Vigéo Eiris a été vendue à Moody’s. C’est une nouvelle bien triste et même affligeante.

Vigéo Eiris est une agence internationale indépendante de recherche et services ESG (Environnement, Social et Gouvernance) à destination des investisseurs et des organisations privées, publiques et associatives. Fondée par l’ancienne dirigeante de la CFDT, Nicole Notat, co-auteur avec Jean-Dominique Sénard, du rapport sur l’entreprise et l’intérêt général, qui a très tôt compris l’importance que les thématiques ESG allaient prendre.

Détenue à 91 % par la quasi-totalité des principaux gestionnaires d’actifs français (Amundi, AXA, BNP Paribas, CDC, CNP, Lazard, Natixis, etc.), Vigéo a réalisé un chiffre d’affaires 2017 de 9,7 M€ en progression de 25 % avec une perte réduite de 5,2 M€ à 3,4 M€. Moody’s a publié quant à lui des ventes 2018 de 4 442 M$ en progression de 5 % et un résultat net de 1 309 M$. Rien à voir bien sûr.

Financer pour encore quelques années de quelques millions d’euros par an une agence de notation ESG européenne est-il vraiment hors de la portée des principaux investisseurs institutionnels français qui gèrent collectivement plusieurs milliers de Md€ ? N’y a-t-il pas d’autres solutions que de vendre Vigéo Eiris à une entreprise d’un pays qui a quitté les Accords de Paris et dont les notations des véhicules investissant dans les crédits sub-prime[1]ont contribué à la violence de la crise de 2008 ?

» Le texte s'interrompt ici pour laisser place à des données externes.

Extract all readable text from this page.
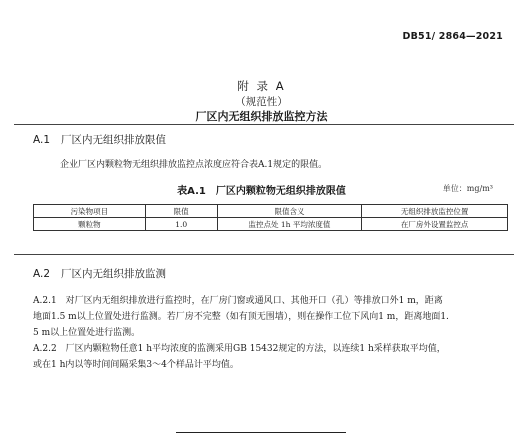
DB51/ 2864—2021
附 录 A
（规范性）
厂区内无组织排放监控方法
A.1 厂区内无组织排放限值
企业厂区内颗粒物无组织排放监控点浓度应符合表A.1规定的限值。
表A.1　厂区内颗粒物无组织排放限值	单位：mg/m³
污染物项目	限值	限值含义	无组织排放监控位置
颗粒物	1.0	监控点处 1h 平均浓度值	在厂房外设置监控点
A.2 厂区内无组织排放监测
A.2.1　对厂区内无组织排放进行监控时，在厂房门窗或通风口、其他开口（孔）等排放口外1 m，距离
地面1.5 m以上位置处进行监测。若厂房不完整（如有顶无围墙），则在操作工位下风向1 m，距离地面1.
5 m以上位置处进行监测。
A.2.2　厂区内颗粒物任意1 h平均浓度的监测采用GB 15432规定的方法，以连续1 h采样获取平均值，
或在1 h内以等时间间隔采集3～4个样品计平均值。
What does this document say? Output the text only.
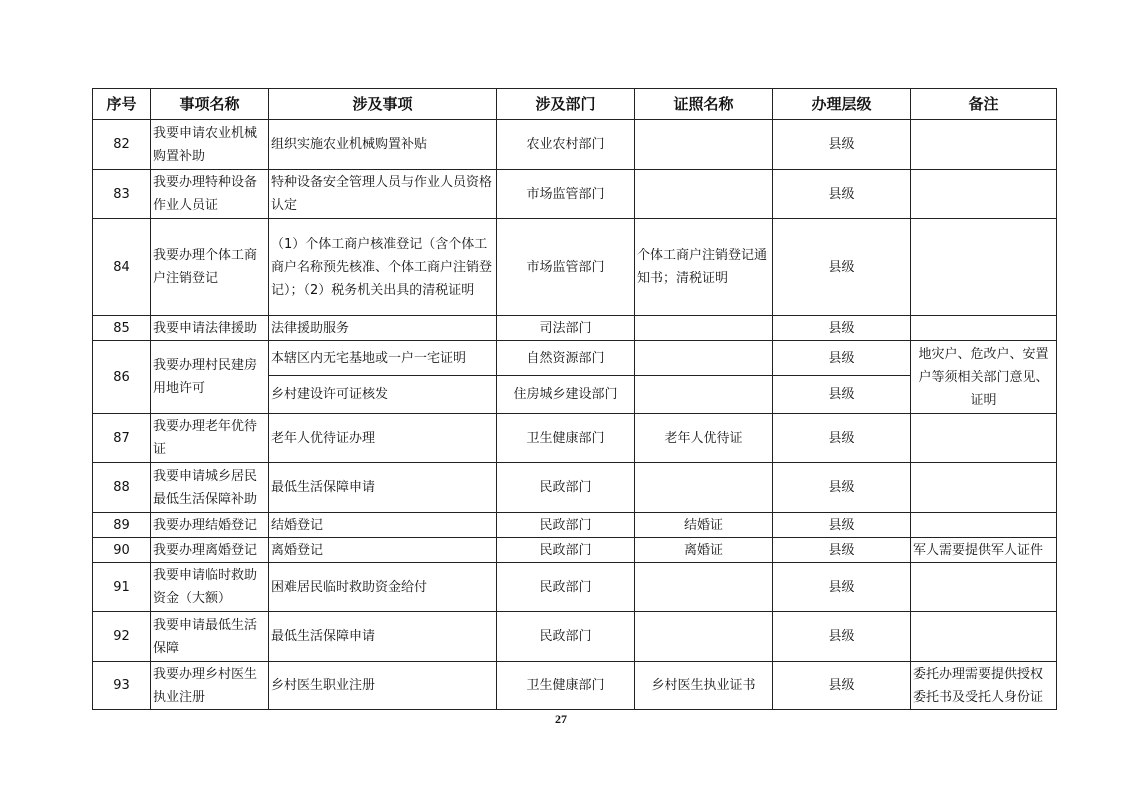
序号	事项名称	涉及事项	涉及部门	证照名称	办理层级	备注
82	我要申请农业机械购置补助	组织实施农业机械购置补贴	农业农村部门		县级	
83	我要办理特种设备作业人员证	特种设备安全管理人员与作业人员资格认定	市场监管部门		县级	
84	我要办理个体工商户注销登记	（1）个体工商户核准登记（含个体工商户名称预先核准、个体工商户注销登记）；（2）税务机关出具的清税证明	市场监管部门	个体工商户注销登记通知书；清税证明	县级	
85	我要申请法律援助	法律援助服务	司法部门		县级	
86	我要办理村民建房用地许可	本辖区内无宅基地或一户一宅证明	自然资源部门		县级	地灾户、危改户、安置户等须相关部门意见、证明
		乡村建设许可证核发	住房城乡建设部门		县级	
87	我要办理老年优待证	老年人优待证办理	卫生健康部门	老年人优待证	县级	
88	我要申请城乡居民最低生活保障补助	最低生活保障申请	民政部门		县级	
89	我要办理结婚登记	结婚登记	民政部门	结婚证	县级	
90	我要办理离婚登记	离婚登记	民政部门	离婚证	县级	军人需要提供军人证件
91	我要申请临时救助资金（大额）	困难居民临时救助资金给付	民政部门		县级	
92	我要申请最低生活保障	最低生活保障申请	民政部门		县级	
93	我要办理乡村医生执业注册	乡村医生职业注册	卫生健康部门	乡村医生执业证书	县级	委托办理需要提供授权委托书及受托人身份证
27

Si Moody’s réalise cette acquisition, c’est bien sûr que cette agence n’a pas développé d’expertise ESG, et que le marché décollant, Moody’s veut rattraper son retard par une acquisition. Mais ne nous leurrons pas. Vigéo Eiris sera absorbé, broyé au sein de Moody’s, si ce n’est tout de suite, au bout de quelques années ; et les quelque 150 salariés de Vigéo Eiris pèseront peu face aux 12 000 de Moody’s. C’est un nouveau pouvoir normatif, dont l’importance va croître, qui quitte le giron de l’Europe pour rejoindre un pays dont le slogan est devenu America First.

 

[1]Voir La Lettre Vernimmen n° 60 d’octobre 2007.

 

Cet article a été initialement publié dans La Lettre Vernimmen.net n°168 de mai 2019. Il est repris par Vox-Fi avec due autorisation.